The Muonde Trust is a Zimbabwean non-governmental organization established to help support the community in Mazvihwa to continue developing and deploying bottom-up solutions in response to these challenges. Mazvihwa has a semi-arid subtropical climate with remnant woodlands and a combination of largely subsistence agriculture and livestock production. From the point of view of most of the people in Mazvihwa, and as taken up by the community network of the Muonde Trust, the “sustainability” of their area now requires a series of linked changes in land use and investments in natural capital.

Data and Questions
The data we have on this community and ecosystem originates from an ongoing community-based participatory research project originally begun in the 1980s and since continued by the Muonde Trust. It includes robust quantitative data on human demography, health, nutrition, agricultural practices, rainfall, land use choices, woodland dynamics, household assets, and land tenure. Our goal at SFI is to develop theoretical or simulation studies which would help us to better understand the resilience and sustainability of this system, which would eventually be informed by the data. Questions we might address using complex systems methods include:

1) How do individuals and resources flow through households and communities? (Empirical data shows that the composition of households changes rapidly, even though most analyses of these societies tends to assume they are static and natural units of analysis). It is clear that individuals are variously strategizing through households as well as within other kin, religious and clan groups. At the same time households also have emergent properties. In contexts of rapidly shifting demography and changing resource access, are there ways that we can use network analysis to illuminate these complexities?

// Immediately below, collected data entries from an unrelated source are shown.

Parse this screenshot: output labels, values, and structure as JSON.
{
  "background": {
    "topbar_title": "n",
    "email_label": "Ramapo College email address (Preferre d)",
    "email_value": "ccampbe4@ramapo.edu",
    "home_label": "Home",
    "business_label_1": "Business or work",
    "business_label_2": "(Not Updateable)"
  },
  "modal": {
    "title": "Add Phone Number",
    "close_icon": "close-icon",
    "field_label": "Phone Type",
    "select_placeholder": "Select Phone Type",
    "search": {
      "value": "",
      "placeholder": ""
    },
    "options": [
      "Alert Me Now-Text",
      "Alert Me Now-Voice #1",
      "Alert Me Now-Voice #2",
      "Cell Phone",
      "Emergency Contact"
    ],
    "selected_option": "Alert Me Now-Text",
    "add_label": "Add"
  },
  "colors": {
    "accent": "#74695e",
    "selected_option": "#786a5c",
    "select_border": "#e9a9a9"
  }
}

2) How best can community as a whole allocate their land to agriculture, pasture, and woodland when these components interact and feedback to each other? One of the main land-use decisions facing the community is the trade-off between agricultural cultivation (which requires fencing to keep out livestock as well as water harvesting techniques) and retaining woodland areas that have cultural value as well as providing grazing space and forage for livestock (and many other economic benefits). This relationship is complex, with livestock providing benefits to agriculture (manure for fertilizer and draft power for cultivation), and vice versa (well-tended fields provide considerable feed for livestock). The community derives benefits from all these land uses, including food for subsistence from agriculture, meat and milk from livestock, and cultural values and a wide variety of benefits from woodland (including fuelwood, construction materials, a variety of foods and medicines, and improved soil characteristics). In addition, community members may sell livestock, as well as using them for bridewealth and compensation in the case of some deaths. How can this system be represented and manipulated in a model to create optimal strategies for the well-being of the system?

Possible methods
Our methodology is open to what we learn during the summer school, but some ideas include: network analysis to study the way people and resources connect and flow through the households and other components of the system; an analytical mathematical model of the interacting components of the system, e.g. coupled differential equations; cellular automata which can represent the land use category of each part of a farmer's land and underlie a decision support tool.